O VERÃO DA LIBERDADE DE 1964 – PORQUE A POLÍTICA TORNA A VIDA MAIS DIFÍCIL



Por volta de 1964, um punhado de estudantes ativistas do SNCC – sigla em inglês para Comitê de Coordenação de Ações não Violentas de Estudantes – completavam três anos de repressões contínuas por terem desafiado a discriminação racial no Mississipi. Apenas 6,7% dos moradores do estado negros estavam registrados como eleitores aptos em 1962, o menor percentual do país. Em 1963, as ações do SNCC no Mississipi estavam sofrendo um impasse. Desde que chegaram ao estado, em 1961, tinham poucas vitórias concretas após um trabalho duro e perigoso no estado. Conseguiram levar poucas pessoas para pedirem o registro e menos ainda conseguiram seus registros.
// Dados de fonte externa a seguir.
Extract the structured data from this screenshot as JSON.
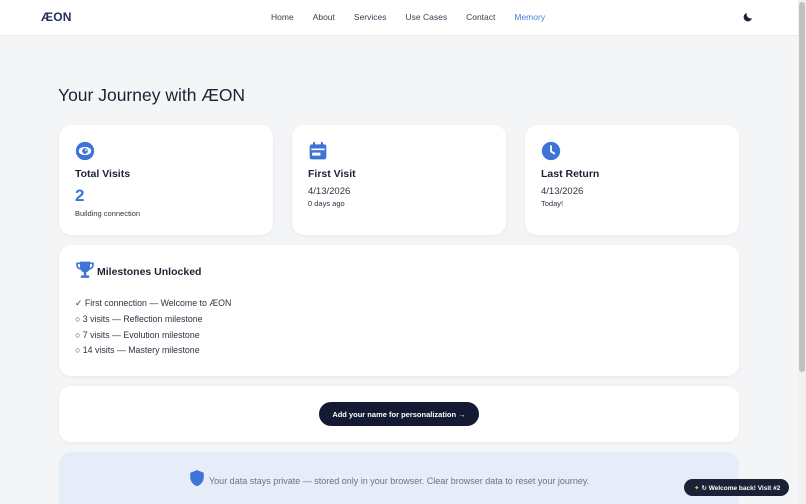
{
  "nav": {
    "logo": "ÆON",
    "links": [
      "Home",
      "About",
      "Services",
      "Use Cases",
      "Contact",
      "Memory"
    ],
    "active_link": "Memory",
    "theme_icon": "moon-icon"
  },
  "page": {
    "title": "Your Journey with ÆON"
  },
  "stats": {
    "total_visits": {
      "icon": "eye-icon",
      "title": "Total Visits",
      "value": "2",
      "sub": "Building connection"
    },
    "first_visit": {
      "icon": "calendar-icon",
      "title": "First Visit",
      "value": "4/13/2026",
      "sub": "0 days ago"
    },
    "last_return": {
      "icon": "clock-icon",
      "title": "Last Return",
      "value": "4/13/2026",
      "sub": "Today!"
    }
  },
  "milestones": {
    "icon": "trophy-icon",
    "title": "Milestones Unlocked",
    "items": [
      "✓ First connection — Welcome to ÆON",
      "○ 3 visits — Reflection milestone",
      "○ 7 visits — Evolution milestone",
      "○ 14 visits — Mastery milestone"
    ]
  },
  "cta": {
    "button_label": "Add your name for personalization →"
  },
  "privacy": {
    "icon": "shield-icon",
    "text": "Your data stays private — stored only in your browser. Clear browser data to reset your journey."
  },
  "toast": {
    "icon": "sparkle-icon",
    "text": "↻ Welcome back! Visit #2"
  },
  "colors": {
    "accent": "#3d74d6",
    "nav_active": "#4a7fd6",
    "button_bg": "#141a33",
    "page_bg": "#f4f5f7",
    "privacy_bg": "#e6ecf8"
  }
}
Um problema era a incapacidade do SNCC para gerar o tipo de publicidade que Martin Luther King, Jr. usou tão bem para ganhar apoio federal. A falta de apoio federal revoltou os membros do SNCC no Mississipi. Havia 150 eventos de violência e intimidação desde que o SNCC iniciou seus trabalhos no estado, mas nenhuma delas atraiu uma resposta federal rigorosa.   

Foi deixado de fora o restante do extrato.